Quelques précautions

Il y a toute une différence entre laisser une machine guider le processus décisionnel et lui laisser avoir le dernier mot. À mesure que les solutions cognitives se perfectionneront, les dirigeants d'entreprises doivent s'assurer de respecter les principes suivants :

  • Instaurer une bonne gouvernance. De nouvelles règles feront leur apparition en vue de déterminer quels processus peuvent être entièrement automatisés et lesquels doivent demeurer sous le commandement des humains. Dans leurs rapports annuels, les chefs des Finances devront tout de même valider l'information produite par les machines et celle fournie par des humains. 
  • Exiger de nouvelles compétences. En plus d'évaluer les qualifications des gestionnaires de processus automatisés, les organismes de réglementation exigeront inévitablement des compétences particulières éprouvées des développeurs logiciels et autres tierces parties qui créent, auditent et gèrent les robots.
  • Faire preuve de transparence auprès de toutes les parties prenantes.

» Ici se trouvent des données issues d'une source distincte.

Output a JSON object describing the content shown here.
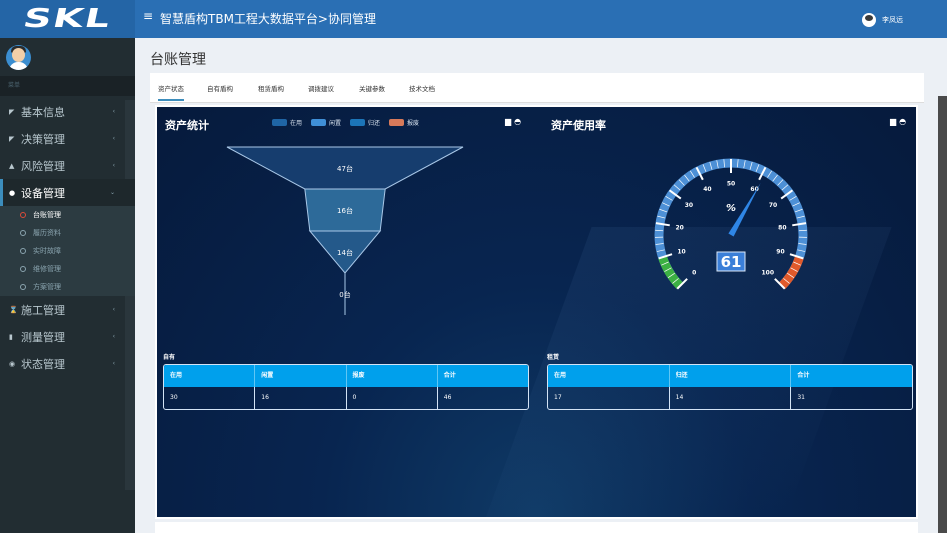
{
  "header": {
    "logo": "SKL",
    "title": "智慧盾构TBM工程大数据平台>协同管理",
    "user": "李凤远"
  },
  "sidebar": {
    "menu_header": "菜单",
    "items": [
      {
        "label": "基本信息"
      },
      {
        "label": "决策管理"
      },
      {
        "label": "风险管理"
      },
      {
        "label": "设备管理",
        "active": true,
        "children": [
          {
            "label": "台账管理",
            "active": true
          },
          {
            "label": "履历资料"
          },
          {
            "label": "实时故障"
          },
          {
            "label": "维修管理"
          },
          {
            "label": "方案管理"
          }
        ]
      },
      {
        "label": "施工管理"
      },
      {
        "label": "测量管理"
      },
      {
        "label": "状态管理"
      }
    ]
  },
  "page": {
    "title": "台账管理",
    "tabs": [
      "资产状态",
      "自有盾构",
      "租赁盾构",
      "调拨建议",
      "关键参数",
      "技术文档"
    ]
  },
  "stats": {
    "title": "资产统计",
    "legend": [
      {
        "label": "在用",
        "color": "#1f65a5"
      },
      {
        "label": "闲置",
        "color": "#3f8fd6"
      },
      {
        "label": "归还",
        "color": "#1c75b8"
      },
      {
        "label": "报废",
        "color": "#d77a5a"
      }
    ]
  },
  "usage": {
    "title": "资产使用率",
    "unit": "%"
  },
  "chart_data": [
    {
      "type": "funnel",
      "title": "资产统计",
      "categories": [
        "在用",
        "闲置",
        "归还",
        "报废"
      ],
      "values": [
        47,
        16,
        14,
        0
      ],
      "labels": [
        "47台",
        "16台",
        "14台",
        "0台"
      ]
    },
    {
      "type": "gauge",
      "title": "资产使用率",
      "value": 61,
      "min": 0,
      "max": 100,
      "ticks": [
        "0",
        "10",
        "20",
        "30",
        "40",
        "50",
        "60",
        "70",
        "80",
        "90",
        "100"
      ],
      "unit": "%"
    }
  ],
  "owned": {
    "label": "自有",
    "headers": [
      "在用",
      "闲置",
      "报废",
      "合计"
    ],
    "row": [
      "30",
      "16",
      "0",
      "46"
    ]
  },
  "leased": {
    "label": "租赁",
    "headers": [
      "在用",
      "归还",
      "合计"
    ],
    "row": [
      "17",
      "14",
      "31"
    ]
  }
}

La main-d'œuvre numérique créera de nouveaux emplois, mais elle en éliminera aussi. C'est une réalité dont les organisations, et par extension les gouvernements, doivent tenir compte. Les emplois qui autrefois étaient impartis en Inde pourraient plutôt être automatisés en Ontario. Les organisations doivent énoncer clairement les répercussions que ce virage occasionnera et comprendre leurs ramifications.

Qui gagnera la course?

L'automatisation robotisée des processus et les technologies cognitives évoluent beaucoup plus rapidement que prévu. Mais n'est-ce pas la réalité du marché d'aujourd'hui? Les entreprises qui sortiront gagnantes seront les fournisseurs et les organisations utilisatrices finales qui sauront le mieux intégrer les technologies émergentes d'automatisation et qui reconnaîtront le potentiel que recèle la main-d'œuvre numérique : révolutionner nos vies.